You will also usually be required to have a first class or upper second class honours degree from a UK university or college. However, there are exceptions to this, for example the minimum requirement for NERC Advanced Course Studentships is a lower-second class degree.

The university you are applying to will be able to give you advice on whether you are eligible for a Research Council award, so if you are uncertain you meet the criteria, get in touch with them and ask them to help.

Students from outside the UK but within the EU are eligible for fees-only awards from the Research Councils.

How do I apply?

With the exception of some AHRC and ESRC schemes, you do not need to apply directly to the Research Councils.

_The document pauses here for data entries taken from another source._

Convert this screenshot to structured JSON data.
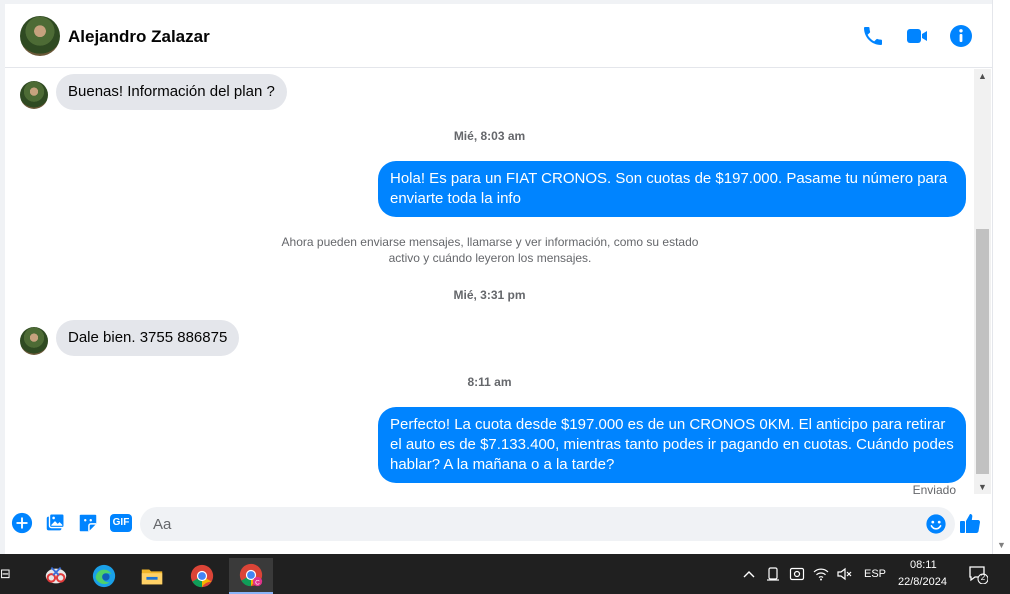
{
  "header": {
    "contact_name": "Alejandro Zalazar",
    "icons": [
      "phone-icon",
      "video-icon",
      "info-icon"
    ],
    "accent": "#0084ff"
  },
  "messages": [
    {
      "type": "received",
      "text": "Buenas! Información del plan ?"
    },
    {
      "type": "timestamp",
      "text": "Mié, 8:03 am"
    },
    {
      "type": "sent",
      "text": "Hola! Es para un FIAT CRONOS. Son cuotas de $197.000. Pasame tu número para enviarte toda la info"
    },
    {
      "type": "system",
      "text": "Ahora pueden enviarse mensajes, llamarse y ver información, como su estado activo y cuándo leyeron los mensajes."
    },
    {
      "type": "timestamp",
      "text": "Mié, 3:31 pm"
    },
    {
      "type": "received",
      "text": "Dale bien. 3755 886875"
    },
    {
      "type": "timestamp",
      "text": "8:11 am"
    },
    {
      "type": "sent",
      "text": "Perfecto! La cuota desde $197.000 es de un CRONOS 0KM. El anticipo para retirar el auto es de $7.133.400, mientras tanto podes ir pagando en cuotas. Cuándo podes hablar? A la mañana o a la tarde?"
    }
  ],
  "status": {
    "sent_label": "Enviado"
  },
  "composer": {
    "placeholder": "Aa",
    "gif_label": "GIF",
    "icons": [
      "plus-icon",
      "image-icon",
      "sticker-icon",
      "gif-icon",
      "emoji-icon",
      "like-icon"
    ]
  },
  "taskbar": {
    "apps": [
      "snipping-tool-icon",
      "edge-icon",
      "file-explorer-icon",
      "chrome-icon",
      "chrome-profile-icon"
    ],
    "tray": {
      "language": "ESP",
      "time": "08:11",
      "date": "22/8/2024",
      "notifications": "2"
    },
    "background": "#202020"
  }
}
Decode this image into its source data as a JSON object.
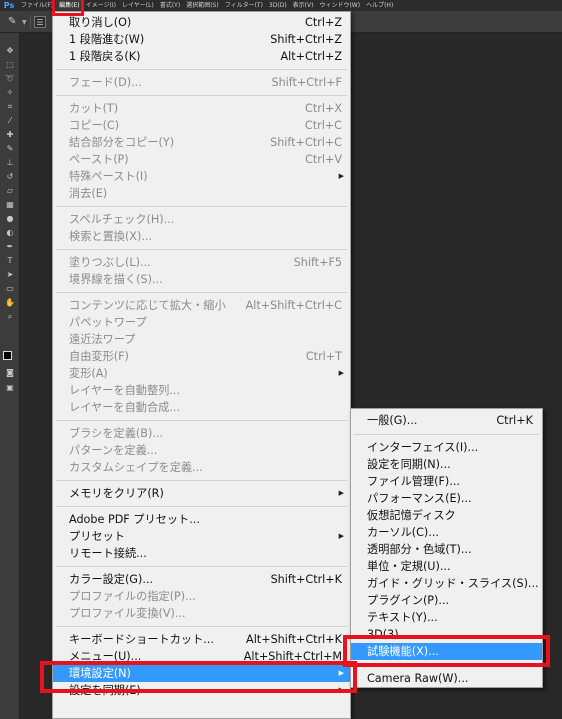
{
  "app": {
    "logo": "Ps"
  },
  "menubar": [
    {
      "label": "ファイル(F)"
    },
    {
      "label": "編集(E)",
      "active": true
    },
    {
      "label": "イメージ(I)"
    },
    {
      "label": "レイヤー(L)"
    },
    {
      "label": "書式(Y)"
    },
    {
      "label": "選択範囲(S)"
    },
    {
      "label": "フィルター(T)"
    },
    {
      "label": "3D(D)"
    },
    {
      "label": "表示(V)"
    },
    {
      "label": "ウィンドウ(W)"
    },
    {
      "label": "ヘルプ(H)"
    }
  ],
  "edit_menu": {
    "items": [
      {
        "label": "取り消し(O)",
        "shortcut": "Ctrl+Z"
      },
      {
        "label": "1 段階進む(W)",
        "shortcut": "Shift+Ctrl+Z"
      },
      {
        "label": "1 段階戻る(K)",
        "shortcut": "Alt+Ctrl+Z"
      },
      {
        "sep": true
      },
      {
        "label": "フェード(D)...",
        "shortcut": "Shift+Ctrl+F",
        "disabled": true
      },
      {
        "sep": true
      },
      {
        "label": "カット(T)",
        "shortcut": "Ctrl+X",
        "disabled": true
      },
      {
        "label": "コピー(C)",
        "shortcut": "Ctrl+C",
        "disabled": true
      },
      {
        "label": "結合部分をコピー(Y)",
        "shortcut": "Shift+Ctrl+C",
        "disabled": true
      },
      {
        "label": "ペースト(P)",
        "shortcut": "Ctrl+V",
        "disabled": true
      },
      {
        "label": "特殊ペースト(I)",
        "submenu": true,
        "disabled": true
      },
      {
        "label": "消去(E)",
        "disabled": true
      },
      {
        "sep": true
      },
      {
        "label": "スペルチェック(H)...",
        "disabled": true
      },
      {
        "label": "検索と置換(X)...",
        "disabled": true
      },
      {
        "sep": true
      },
      {
        "label": "塗りつぶし(L)...",
        "shortcut": "Shift+F5",
        "disabled": true
      },
      {
        "label": "境界線を描く(S)...",
        "disabled": true
      },
      {
        "sep": true
      },
      {
        "label": "コンテンツに応じて拡大・縮小",
        "shortcut": "Alt+Shift+Ctrl+C",
        "disabled": true
      },
      {
        "label": "パペットワープ",
        "disabled": true
      },
      {
        "label": "遠近法ワープ",
        "disabled": true
      },
      {
        "label": "自由変形(F)",
        "shortcut": "Ctrl+T",
        "disabled": true
      },
      {
        "label": "変形(A)",
        "submenu": true,
        "disabled": true
      },
      {
        "label": "レイヤーを自動整列...",
        "disabled": true
      },
      {
        "label": "レイヤーを自動合成...",
        "disabled": true
      },
      {
        "sep": true
      },
      {
        "label": "ブラシを定義(B)...",
        "disabled": true
      },
      {
        "label": "パターンを定義...",
        "disabled": true
      },
      {
        "label": "カスタムシェイプを定義...",
        "disabled": true
      },
      {
        "sep": true
      },
      {
        "label": "メモリをクリア(R)",
        "submenu": true
      },
      {
        "sep": true
      },
      {
        "label": "Adobe PDF プリセット..."
      },
      {
        "label": "プリセット",
        "submenu": true
      },
      {
        "label": "リモート接続..."
      },
      {
        "sep": true
      },
      {
        "label": "カラー設定(G)...",
        "shortcut": "Shift+Ctrl+K"
      },
      {
        "label": "プロファイルの指定(P)...",
        "disabled": true
      },
      {
        "label": "プロファイル変換(V)...",
        "disabled": true
      },
      {
        "sep": true
      },
      {
        "label": "キーボードショートカット...",
        "shortcut": "Alt+Shift+Ctrl+K"
      },
      {
        "label": "メニュー(U)...",
        "shortcut": "Alt+Shift+Ctrl+M"
      },
      {
        "label": "環境設定(N)",
        "submenu": true,
        "highlighted": true
      },
      {
        "label": "設定を同期(E)",
        "submenu": true
      }
    ]
  },
  "prefs_submenu": {
    "items": [
      {
        "label": "一般(G)...",
        "shortcut": "Ctrl+K"
      },
      {
        "sep": true
      },
      {
        "label": "インターフェイス(I)..."
      },
      {
        "label": "設定を同期(N)..."
      },
      {
        "label": "ファイル管理(F)..."
      },
      {
        "label": "パフォーマンス(E)..."
      },
      {
        "label": "仮想記憶ディスク"
      },
      {
        "label": "カーソル(C)..."
      },
      {
        "label": "透明部分・色域(T)..."
      },
      {
        "label": "単位・定規(U)..."
      },
      {
        "label": "ガイド・グリッド・スライス(S)..."
      },
      {
        "label": "プラグイン(P)..."
      },
      {
        "label": "テキスト(Y)..."
      },
      {
        "label": "3D(3)..."
      },
      {
        "label": "試験機能(X)...",
        "highlighted": true
      },
      {
        "sep": true
      },
      {
        "label": "Camera Raw(W)..."
      }
    ]
  },
  "colors": {
    "highlight": "#3399ff",
    "annotation": "#e8121e",
    "foreground_swatch": "#000000",
    "background_swatch": "#ffffff"
  },
  "icons": [
    "brush-tool-icon",
    "move-tool-icon",
    "marquee-tool-icon",
    "lasso-tool-icon",
    "crop-tool-icon",
    "eyedropper-tool-icon",
    "healing-tool-icon",
    "brush-icon",
    "stamp-tool-icon",
    "history-brush-icon",
    "eraser-tool-icon",
    "gradient-tool-icon",
    "blur-tool-icon",
    "dodge-tool-icon",
    "pen-tool-icon",
    "type-tool-icon",
    "path-select-icon",
    "shape-tool-icon",
    "hand-tool-icon",
    "zoom-tool-icon"
  ]
}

Research Councils normally allocate funding to individual departments and higher education institutions, and you should apply directly to the department in which you would like to study. The department then selects the best candidates based on the quality of their application.

Departments typically start advertising their studentships for the following October in November of the previous year. It’s best to apply as early as possible to avoid missing out on getting funding for your course.

Many people will be chasing sources of funding, so if you’re one of the first to be considered, the better the chance you have of being awarded something.

Other public funding bodies

There are a number of other funding bodies providing support for further study. These include:

Most Local Education Authorities (LEAs) now only provide funding for PGCE students, although it is worth checking if they support students on vocational programmes in, for example, IT.

Some Training and Enterprise Councils (TECs) award funding for postgraduate study.

As with LEA funding, TEC support in this area is usually limited to certain subjects of study at certain times and the only way to find out whether they are currently supporting programmes in your subject is to ask your local TEC.